All-digital phase-lock-loops (ADPLLs) are widely used in advanced CMOS technology. ADPLLs typically include high resolution time-to-digital converters (TDC) and LC-based digitally controlled oscillators (LC-DCO). Such configuration reduces area consumption and power dissipation in the ADPLL. The ADPLL also typically includes a digital loop filter, a reference clock accumulator, a variable clock accumulator and a feedback divider.

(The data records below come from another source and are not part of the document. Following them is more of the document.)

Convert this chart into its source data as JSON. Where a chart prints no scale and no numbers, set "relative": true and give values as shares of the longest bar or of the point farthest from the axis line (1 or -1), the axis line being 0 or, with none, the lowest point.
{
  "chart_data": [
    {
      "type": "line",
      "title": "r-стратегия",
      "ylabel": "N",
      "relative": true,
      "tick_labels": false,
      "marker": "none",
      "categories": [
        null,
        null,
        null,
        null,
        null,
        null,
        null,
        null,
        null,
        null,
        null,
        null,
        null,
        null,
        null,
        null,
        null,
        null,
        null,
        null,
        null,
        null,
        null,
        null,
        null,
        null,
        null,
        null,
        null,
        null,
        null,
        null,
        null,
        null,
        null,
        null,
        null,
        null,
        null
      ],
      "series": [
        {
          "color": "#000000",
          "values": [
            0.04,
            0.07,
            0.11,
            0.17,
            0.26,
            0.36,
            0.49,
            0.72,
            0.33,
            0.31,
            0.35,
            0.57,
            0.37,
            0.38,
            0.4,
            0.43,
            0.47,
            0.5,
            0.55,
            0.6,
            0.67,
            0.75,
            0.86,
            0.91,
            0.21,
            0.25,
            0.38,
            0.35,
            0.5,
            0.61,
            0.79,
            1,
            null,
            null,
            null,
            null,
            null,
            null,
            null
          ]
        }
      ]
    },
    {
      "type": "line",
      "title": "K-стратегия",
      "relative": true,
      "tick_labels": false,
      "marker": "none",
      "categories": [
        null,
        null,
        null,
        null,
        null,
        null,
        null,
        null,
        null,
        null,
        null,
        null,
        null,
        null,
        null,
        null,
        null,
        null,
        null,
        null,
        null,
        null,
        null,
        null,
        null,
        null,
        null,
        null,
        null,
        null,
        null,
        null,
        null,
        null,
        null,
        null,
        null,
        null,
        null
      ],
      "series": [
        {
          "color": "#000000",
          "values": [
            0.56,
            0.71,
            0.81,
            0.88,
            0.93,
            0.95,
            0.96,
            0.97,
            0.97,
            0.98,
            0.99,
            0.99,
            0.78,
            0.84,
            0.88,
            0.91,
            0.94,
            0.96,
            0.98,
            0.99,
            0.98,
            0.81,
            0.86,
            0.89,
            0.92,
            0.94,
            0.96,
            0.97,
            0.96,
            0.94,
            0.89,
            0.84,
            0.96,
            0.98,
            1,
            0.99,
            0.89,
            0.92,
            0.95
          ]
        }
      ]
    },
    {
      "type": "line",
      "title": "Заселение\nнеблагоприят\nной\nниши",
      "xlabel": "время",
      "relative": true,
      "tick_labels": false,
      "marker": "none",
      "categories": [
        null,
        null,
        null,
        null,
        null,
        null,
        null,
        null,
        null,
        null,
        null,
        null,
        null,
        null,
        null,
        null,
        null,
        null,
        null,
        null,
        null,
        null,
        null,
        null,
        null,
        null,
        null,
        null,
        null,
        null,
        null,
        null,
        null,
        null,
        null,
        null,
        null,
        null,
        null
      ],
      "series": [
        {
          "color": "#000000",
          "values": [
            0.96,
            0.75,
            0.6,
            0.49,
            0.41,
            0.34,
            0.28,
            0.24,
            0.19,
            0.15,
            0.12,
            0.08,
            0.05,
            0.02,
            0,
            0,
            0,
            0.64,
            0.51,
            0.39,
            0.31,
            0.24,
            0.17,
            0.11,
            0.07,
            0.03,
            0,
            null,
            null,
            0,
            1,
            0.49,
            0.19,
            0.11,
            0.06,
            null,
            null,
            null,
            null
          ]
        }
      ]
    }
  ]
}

Compared to analog phase lock loops, an ADPLL with an LC-DCO exhibits lower phase noise with lower power consumption and lower frequency pushing (i.e., smaller output frequency variations due to supply voltage variation and/or noise). In addition, the LC-DCO is generally immune from process and temperature variations. The ADPLL with an LC-DCO, however, has a relatively smaller tuning range and occupies a relatively large space on the chip when compared to analog PLLs, for example.
Magnetic coupling techniques can be used for increasing the tuning range without extra area consumption by an LC-DCO by decreasing the inductance of an inductor or transformer-based LC tank of the LC-DCO. Implementations with a single-turn and fixed switches, however, provide a limited tuning range extension. Additionally, such magnetic coupling techniques decrease the total quality factor of the LC tank of the LC DCO due to a switch resistor coupling effect.